How to Graph Linear Equations


Line them up!

Things You'll Need

  • Calculators
  • Pencils
  • Erasers
  • Graph Papers
  • Rulers
  • Draw a pair of perpendicular lines. These are your axes (the plural of "axis"). Label the horizontal axis "x" and the vertical axis "y." Label several different values, both positive and negative, of x and y on both axes. This is the scale of the graph.

  • Remember that your equation should be in the form y = mx + b (if it is in a different form, solve for y in terms of x).

  • Draw a dot on the y axis at y = b. This is the y-intercept of the graph (the point at which the graph crosses the y-axis).

  • Choose a value for x other than 0 and mark this on the x-axis you've drawn. Lightly draw a vertical line that crosses this value of x on your x-axis.

  • Plug the x value you chose into your equation.

  • Solve for y. Lightly draw a horizontal line that crosses this value of y on your y-axis.

  • Make a dot where the two lines you just drew intersect.

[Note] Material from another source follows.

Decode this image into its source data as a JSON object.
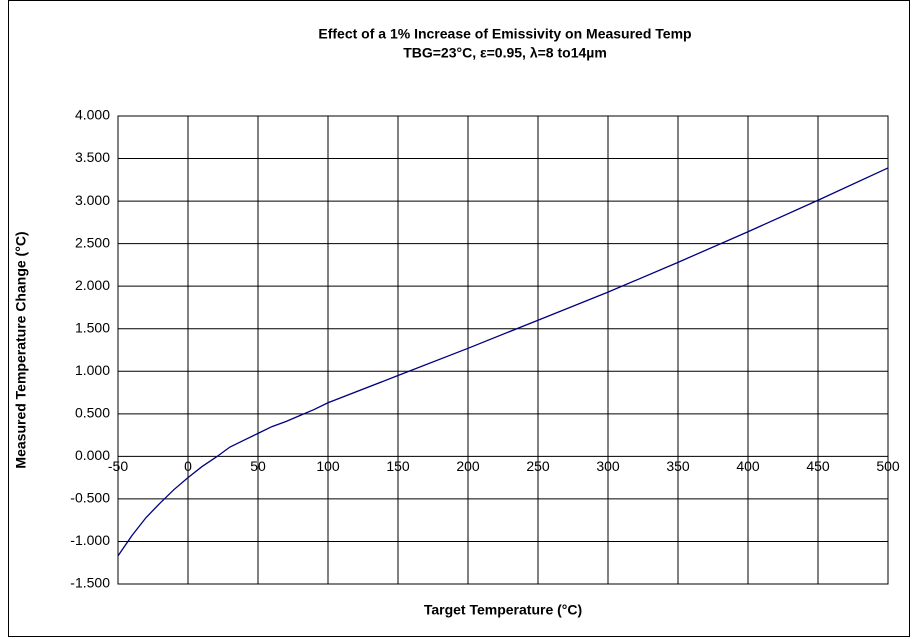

  • Draw a straight line between this dot and the y-intercept. Extend this line in both directions to the edges of your graph. This line is the graph of your equation.

Tips & Warnings

  • The value "m" in y = mx + b is the slope of the graph. The slope is the ratio of vertical change to horizontal change between two points on the graph.
  • Example: The graph of the equation y = 2x + 5 has a slope of 2 and crosses the y-axis at y = 5.